Gli scontri all’interno del governo sono costantemente all’ordine del giorno. In un certo senso nella storia passata e recente è sempre stato così, forse i litigi però rimanevano opportunamente nella sala riunioni di palazzo Chigi, mentre oggi tutto viene spifferato e pubblicato, magari in modo enfatico e fuorviante.

L’ultimo per chi non se ne sbatte (come il sottoscritto) è su come impiegare i circa 400 milioni di euro finiti in extremis sul piatto. Un po’ di trippa per i gatti dovrebbe renderli meno aggressivi, nossignori. Stando alle indiscrezioni giornalistiche, le risorse sarebbero state trovate, ma c’è un braccio di ferro tra le forze politiche su come impiegarle. Italia Viva continua a chiedere la soppressione di plastic tax e sugar tax mentre dal Pd cresce la pressione per destinare le risorse al taglio delle tasse per i lavoratori. Un compromesso sembra che l’abbiamo trovato a forza di rinvii: mediazioni al livello più basso.

Il problema è quindi che le diverse anime del governo – da M5S a Pd, passando da Iv e Leu – vogliono destinare le risorse a finalità differenti. In particolare è scontro duro fra il Pd e Iv.  Iv accusa i Dem di ostacolare la proposta di cancellare le microtasse per non fare un favore a Renzi. I Dem ribattono che solo grazie a loro si sono trovati 23 miliardi per il taglio dell’Iva e oltre 3 miliardi per tagliare le tasse ai lavoratori: «Se Iv non vuole tagliare le tasse sul lavoro solo per fare un favore ai produttori di bibite gassate, lo dica». Il M5S non avrebbe preso parte allo scontro, ma chiede di usare le nuove risorse per i contratti dei vigili del fuoco. Con tutto il rispetto per i vigili del fuoco e le loro sacrosante esigenze che si ripercuotono sulla sicurezza di tutti, mi sembra un escamotage per non mettere il dito fra moglie e marito.

Sembrerebbero questioni di lana caprina, ma in realtà non lo sono. Alla base esistono filosofie politiche diverse.
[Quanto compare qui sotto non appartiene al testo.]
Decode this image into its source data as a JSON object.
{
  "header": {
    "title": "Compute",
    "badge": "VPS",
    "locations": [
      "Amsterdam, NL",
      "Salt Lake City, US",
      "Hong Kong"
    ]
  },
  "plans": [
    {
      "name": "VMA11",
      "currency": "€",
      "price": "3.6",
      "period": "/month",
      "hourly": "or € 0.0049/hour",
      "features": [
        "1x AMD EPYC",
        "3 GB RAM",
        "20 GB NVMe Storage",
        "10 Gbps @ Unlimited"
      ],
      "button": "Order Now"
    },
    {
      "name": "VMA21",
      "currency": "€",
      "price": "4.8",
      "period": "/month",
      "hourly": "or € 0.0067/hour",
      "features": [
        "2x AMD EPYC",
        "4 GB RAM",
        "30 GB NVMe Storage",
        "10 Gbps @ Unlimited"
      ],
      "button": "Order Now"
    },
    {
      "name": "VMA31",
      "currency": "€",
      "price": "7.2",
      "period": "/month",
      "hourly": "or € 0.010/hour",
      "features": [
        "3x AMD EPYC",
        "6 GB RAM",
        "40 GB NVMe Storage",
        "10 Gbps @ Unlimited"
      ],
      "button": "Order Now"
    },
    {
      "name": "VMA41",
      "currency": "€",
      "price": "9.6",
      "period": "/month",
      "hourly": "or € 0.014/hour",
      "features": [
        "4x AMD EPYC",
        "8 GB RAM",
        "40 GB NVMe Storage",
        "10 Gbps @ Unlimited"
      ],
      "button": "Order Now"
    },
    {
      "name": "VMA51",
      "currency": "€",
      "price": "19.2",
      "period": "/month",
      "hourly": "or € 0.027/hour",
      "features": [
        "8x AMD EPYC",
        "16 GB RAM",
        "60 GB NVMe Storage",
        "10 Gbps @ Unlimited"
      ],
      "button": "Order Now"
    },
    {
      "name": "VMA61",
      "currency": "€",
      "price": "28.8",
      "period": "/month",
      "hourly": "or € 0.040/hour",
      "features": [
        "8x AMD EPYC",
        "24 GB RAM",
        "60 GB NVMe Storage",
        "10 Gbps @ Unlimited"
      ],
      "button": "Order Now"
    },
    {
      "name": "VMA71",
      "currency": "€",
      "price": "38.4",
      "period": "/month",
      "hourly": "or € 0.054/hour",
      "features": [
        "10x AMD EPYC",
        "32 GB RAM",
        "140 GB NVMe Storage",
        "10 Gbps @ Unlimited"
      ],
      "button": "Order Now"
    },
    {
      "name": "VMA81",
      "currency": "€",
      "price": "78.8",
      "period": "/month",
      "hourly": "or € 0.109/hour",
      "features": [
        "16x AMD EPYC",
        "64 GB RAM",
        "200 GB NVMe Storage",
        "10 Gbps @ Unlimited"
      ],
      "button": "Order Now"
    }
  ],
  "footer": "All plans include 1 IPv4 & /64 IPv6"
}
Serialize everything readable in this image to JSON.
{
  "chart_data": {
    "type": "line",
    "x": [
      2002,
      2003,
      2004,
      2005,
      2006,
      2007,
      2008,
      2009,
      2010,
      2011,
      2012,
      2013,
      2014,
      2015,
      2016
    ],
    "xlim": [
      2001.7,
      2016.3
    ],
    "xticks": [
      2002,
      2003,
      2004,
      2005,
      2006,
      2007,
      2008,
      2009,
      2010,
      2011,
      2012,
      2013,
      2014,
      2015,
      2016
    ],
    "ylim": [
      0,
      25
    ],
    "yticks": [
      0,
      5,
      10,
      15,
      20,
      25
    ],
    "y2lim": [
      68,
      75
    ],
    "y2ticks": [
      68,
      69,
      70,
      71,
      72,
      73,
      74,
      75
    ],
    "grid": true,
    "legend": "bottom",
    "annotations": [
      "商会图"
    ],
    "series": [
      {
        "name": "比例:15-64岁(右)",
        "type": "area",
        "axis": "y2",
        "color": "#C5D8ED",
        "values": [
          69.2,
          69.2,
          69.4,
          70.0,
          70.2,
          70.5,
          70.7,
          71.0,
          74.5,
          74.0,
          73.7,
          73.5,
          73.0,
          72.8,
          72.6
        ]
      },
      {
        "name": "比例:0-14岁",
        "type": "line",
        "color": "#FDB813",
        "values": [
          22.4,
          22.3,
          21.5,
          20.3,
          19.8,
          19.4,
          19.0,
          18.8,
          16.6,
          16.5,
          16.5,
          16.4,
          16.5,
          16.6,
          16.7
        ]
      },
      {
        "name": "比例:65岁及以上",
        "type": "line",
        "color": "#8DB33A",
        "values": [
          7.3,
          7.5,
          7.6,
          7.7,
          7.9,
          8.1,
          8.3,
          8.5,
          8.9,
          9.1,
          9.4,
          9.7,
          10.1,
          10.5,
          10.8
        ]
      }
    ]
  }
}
Non è la stessa cosa togliere le tasse alle imprese operanti in certi settori o abbassarle ai lavoratori: i due estremi si toccano solo se consideriamo i settori della plastica e dei prodotti zuccherati e gli interessi dei lavoratori operanti in queste imprese. A costoro suonerebbe come una beffa avere meno tasse in busta paga a costo di mettere a repentaglio il loro posto di lavoro. Non ho approfondito, ma mi sembra comunque un po’ eccessivo gridare con tanta forza al lupo ed ipotizzare che siano a rischio migliaia di posti di lavoro in conseguenza della plastic tax e della sugar tax.

La riflessione che faccio è però un’altra. Possibile litigare sempre su tutto: dal Mes alla prescrizione, dall’Ilva all’Alitalia, dalle tasse alle elezioni regionali, dalla riduzione dei parlamentari al sistema elettorale, etc. etc.? Forse manca chi riesca a mediare ed a sintetizzare. Dovrebbe essere il ruolo del presidente del Consiglio, ma Giuseppe Conte, che a questo riguardo non è l’ultimo arrivato, non sembra farcela, anche se all’ultimo minuto uno straccio di accordo riesce a trovarlo (tutto sommato gliene sono grato!). Effettivamente la bassa statura dei contendenti rende impossibile ragionare seriamente.  Certo, se si continua a discutere con la riserva mentale delle elezioni anticipate, non si va da nessuna parte. Credo che il Capo dello Stato, mettendo in campo tutto il suo carisma, potrebbe richiamarli tutti, nei dovuti modi, all’ordine, minacciandoli, alla prima occasione, di sciogliere il Parlamento. Forse però servirà solo a schiamazzare davanti a Mattarella, come fanno i bambini, che si danno la colpa l’un altro.

Il governo giallo-rosso è nato anche per evitare le elezioni anticipate ed una facile e demagogica vittoria della Lega: qualcuno sostiene che sia un obiettivo minimale, tale da non   giustificare la nascita e la vita di un governo. In teoria può essere vero, ma a volte l’idea di evitare il peggio può innescare miracoli. Fatto sta che i presupposti del governo del sollievo (lo continuo a provare e continuo a sperare…) stanno venendo meno uno dopo l’altro: l’europeismo scricchiola, l’antisalvinismo non funziona, guadagnare tempo nemmeno, fare qualche passo avanti per rilanciare l’economia del Paese e salvare il salvabile sembra impossibile.  Speriamo nelle sardine, anche se da esse ci aspettiamo un po’ troppo. Chissà, chi lo sa!?